When you manage dashboards on Power BI Service and try to refresh anything involving Date/Time values, you will discover that Power BI Service uses Coordinated Universal Time (UTC) instead of your local time.  You might work around this by manually adding on the necessary time-zone adjustments (e.g. UTC+8 for Beijing) in your visual measures or in the Power Query M code, but it can get messy where daylight saving is relevant.

Last week, we demonstrated the approach of obtaining web-API local time.  This week, we will show you an alternative approach using Power Query M functions.

 

Obtain Date and Time using M

This time, we shall perform some conditional coding in Power Query to decide whether we need to be worrying about daylight saving and how to accordingly translate UTC to the Sydney / Melbourne time.We start with getting the current UTC date and time:

CurrentUTC = DateTime.From(DateTimeZone.UtcNow())

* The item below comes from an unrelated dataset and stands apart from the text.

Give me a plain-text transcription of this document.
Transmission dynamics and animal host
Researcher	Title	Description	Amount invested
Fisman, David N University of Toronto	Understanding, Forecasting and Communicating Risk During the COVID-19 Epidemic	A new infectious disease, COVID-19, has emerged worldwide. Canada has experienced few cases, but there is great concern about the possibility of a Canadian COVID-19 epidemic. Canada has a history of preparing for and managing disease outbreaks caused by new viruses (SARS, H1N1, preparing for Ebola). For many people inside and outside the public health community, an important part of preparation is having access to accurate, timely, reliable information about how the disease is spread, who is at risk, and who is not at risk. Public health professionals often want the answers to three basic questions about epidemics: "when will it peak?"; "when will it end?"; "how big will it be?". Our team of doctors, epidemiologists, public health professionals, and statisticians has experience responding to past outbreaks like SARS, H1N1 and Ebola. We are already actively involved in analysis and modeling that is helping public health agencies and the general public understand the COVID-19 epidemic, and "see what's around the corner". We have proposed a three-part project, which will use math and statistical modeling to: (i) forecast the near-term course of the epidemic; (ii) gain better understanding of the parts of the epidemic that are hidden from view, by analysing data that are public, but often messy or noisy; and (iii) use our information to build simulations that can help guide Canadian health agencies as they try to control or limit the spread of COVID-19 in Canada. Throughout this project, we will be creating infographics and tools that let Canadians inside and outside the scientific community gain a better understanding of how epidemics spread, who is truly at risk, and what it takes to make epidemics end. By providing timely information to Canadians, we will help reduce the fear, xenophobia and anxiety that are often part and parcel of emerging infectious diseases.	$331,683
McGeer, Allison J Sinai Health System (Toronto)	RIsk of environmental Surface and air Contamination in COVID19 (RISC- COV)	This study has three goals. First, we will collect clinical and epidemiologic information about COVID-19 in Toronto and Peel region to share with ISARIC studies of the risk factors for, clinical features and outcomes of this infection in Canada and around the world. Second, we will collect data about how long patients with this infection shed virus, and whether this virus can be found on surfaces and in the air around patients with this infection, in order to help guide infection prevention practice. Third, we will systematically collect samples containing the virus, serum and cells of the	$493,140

and we also extract the year value from CurrentUTC:    

CurrentYear = Date.Year(CurrentUTC)

For Sydney and Melbourne (or the Australian Eastern Standard Time, AEST), daylight saving starts at 2am of the first Sunday of October and ends next year at 3am of the first Sunday of April (usually!).  Under UTC, both times are 4pm of the previous Saturday.

Thus, to define our dividing time-points under UTC, we use the Date.EndOfWeek() function and subtract one [1] to get the Saturday before that Sunday:    

Date.Day(Date.EndOfWeek(#date(CurrentYear, 4, 1))) - 1

Just to caution for the case that the first Sunday is the first day of the month, we included the following if-statements:    

AprilPoint = if Date.Day(Date.EndOfWeek(#date(CurrentYear, 4, 1))) = 1
then #datetime(CurrentYear, 3, 31, 16, 0, 0)
else #datetime(CurrentYear, 4,
Date.Day(Date.EndOfWeek(#date(CurrentYear, 4, 1))) - 1, 16, 0, 0)

We can thus obtain the 4pm of the correct date, and we do the same for October:    

OctoberPoint = if Date.Day(Date.EndOfWeek(#date(CurrentYear, 10, 1))) = 1
then #datetime(CurrentYear, 9, 30, 16, 0, 0)
else #datetime(CurrentYear, 10,
Date.Day(Date.EndOfWeek(#date(CurrentYear, 10, 1))) - 1, 16, 0, 0)

What we’ve obtained are dividing time-points for daylight saving under UTC Date/Time.  We may then use them to write the conditions.  We will define a variable called TimeZoneAdjustment, which is the adjustment hours from UTC to Sydney / Melbourne time:    

TimeZoneAdjustment = if CurrentUTC < OctoberPoint then 10 else 11

Finally, we can use the DateTimeZone.SwitchZone() function, with our variable TimeZoneAdjustment, to switch from UTC to Sydney / Melbourne:    

= DateTimeZone.RemoveZone(
DateTimeZone.SwitchZone(DateTimeZone.UtcNow(), TimeZoneAdjustment))

We’ve also used the DateTimeZone.RemoveZone() function to remove time zone information from the data.  We may then rename the column, change data type to Date/Time and load it to the report for publishing.    

In summary, we have created two [2] Date/Time variables that correctly reflect Sydney / Melbourne time even when published to Power BI Service.  In the method above, we hardcoded the date conditions which only work for the Sydney / Melbourne time.  This approach means we do not need to request web data, which saves significant calculation time.  In contrast, last week’s solution could easily cope with selecting different time zones.

With APIs from WorldTimeAPI.org, we have choices across numerous time zones:

The URL scheme is also easy to alter for different time zones:

https://worldtimeapi.org/api/timezone/[time zone]

The only trade-off is slower refresh time from requesting external data.